Bab Tujuh Puluh Lima: Dengan Sengaja
Makan malam itu, kecuali Liusu, semua orang makan dalam suasana tertekan. Sorot mata Xiao Jue yang tiba-tiba berubah dingin membuat Lin Yun’er menjadi sangat berhati-hati. Suasananya yang tak menentu benar-benar bisa berubah kapan saja.
Liusu lebih suka makanan yang ringan, dan ia sangat puas dengan hidangan vegetarian di Wihara Xiangguo—sederhana namun meninggalkan aroma di mulut, karena air untuk memasak berasal dari mata air pegunungan, membuat masakan memiliki cita rasa yang unik.
Hari ini ia makan lebih banyak dari biasanya, semangkuk nasi tambahan, membuat Min’er dan Ziling sangat heran.
“Hari ini nafsu makanmu bagus sekali!” Ruyu tersenyum tipis. Ia sendiri makan tanpa merasakan apa-apa, sedangkan Liusu tampak menikmati setiap suapan—perbedaan yang begitu mencolok.
Liusu mengangguk, tersenyum lembut. “Rasanya unik, aku suka!”
Lin Yun’er melihat Liusu sama sekali tidak terpengaruh suasana, seolah hanya dirinya yang sedang berakting sendirian. Kebencian Lin Yun’er pada Liusu semakin dalam. Tatapan Xiao Jue tajam dan gelap, unik? Bagian mana yang unik? Ia sama sekali tidak merasakannya.
“Pengawal, dengar baik-baik! Besok suruh dapur ganti menu, aku sudah bosan!” Xiao Jue meletakkan sumpit dengan suara keras, menatap Liusu dengan dingin, lalu berdiri dengan cepat dan meninggalkan meja.
Seperti anak kecil yang sedang ngambek. Lin Yun’er pun tak tahu apa yang membuatnya marah, tapi tetap saja melotot pada Liusu sebelum mengejar kepergian Xiao Jue.
Liusu tidak ambil pusing. Ia sudah kenyang, dan menu yang berubah pun tak masalah. Justru ia bisa mencoba lebih banyak hidangan vegetarian di wihara ini—kesempatan yang langka. Memikirkan hal itu, senyum tipis pun tersungging di bibirnya.
Setelah makan, ia kembali ke kamarnya. Min’er dan Ziling, melihat langit masih terang, ingin pergi bermain. Salah satu dari mereka harus tetap tinggal menemani Liusu, jadi mereka memutuskan dengan suit. Liusu tersenyum tipis, “Apa sih yang menarik di Wihara Xiangguo? Sampai Ziling pun ikut-ikutan Min’er.”

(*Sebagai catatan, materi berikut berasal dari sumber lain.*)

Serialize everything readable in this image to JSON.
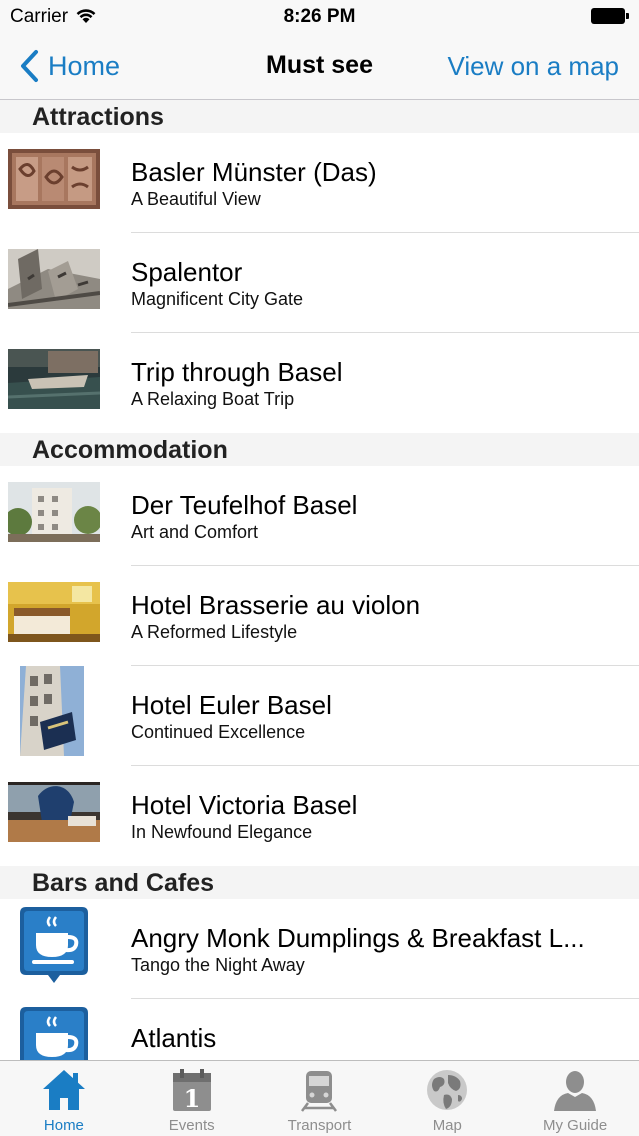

Min’er mendengar itu, tersenyum nakal, “Nona, Wihara Xiangguo punya nama lain, yaitu Wihara Jodoh. Setiap hari, wihara ini akan melepaskan lima benang merah secara acak. Kalau ada pria dan wanita yang secara bersamaan memegang kedua ujung benang dan berjalan saling mendekat, itu tandanya mereka adalah jodoh yang sudah ditakdirkan. Romantis sekali!”
Liusu menahan tawa, para gadis muda memang selalu membayangkan hal-hal indah seperti itu. Meski ia sendiri tidak percaya, ia juga tak ingin merusak kegembiraan mereka. “Pergilah, aku bukan anak kecil, bisa menjaga diri sendiri. Siapa tahu memang benar ada jodoh yang sudah menunggu kalian.”
Ziling tersenyum malu-malu. Ia jarang keluar rumah, dan ini kali pertamanya, jadi rasa penasaran itu wajar. Soal jodoh, ia tak terlalu peduli. Lagi pula, peziarah di gunung sudah tak banyak, mana mungkin akan terjadi kebetulan seperti itu.
Setelah Liusu mengizinkan, Min’er pun dengan riang menarik Ziling keluar bersama.
Liusu duduk sejenak di depan jendela. Sinar merah senja menambah lapisan cahaya suci di wajahnya. Udara di pegunungan terasa lebih harum dibandingkan di kediaman.
Ia tersenyum lembut, lalu berdiri. Makan terlalu kenyang, berjalan-jalan keluar sepertinya keputusan yang tepat.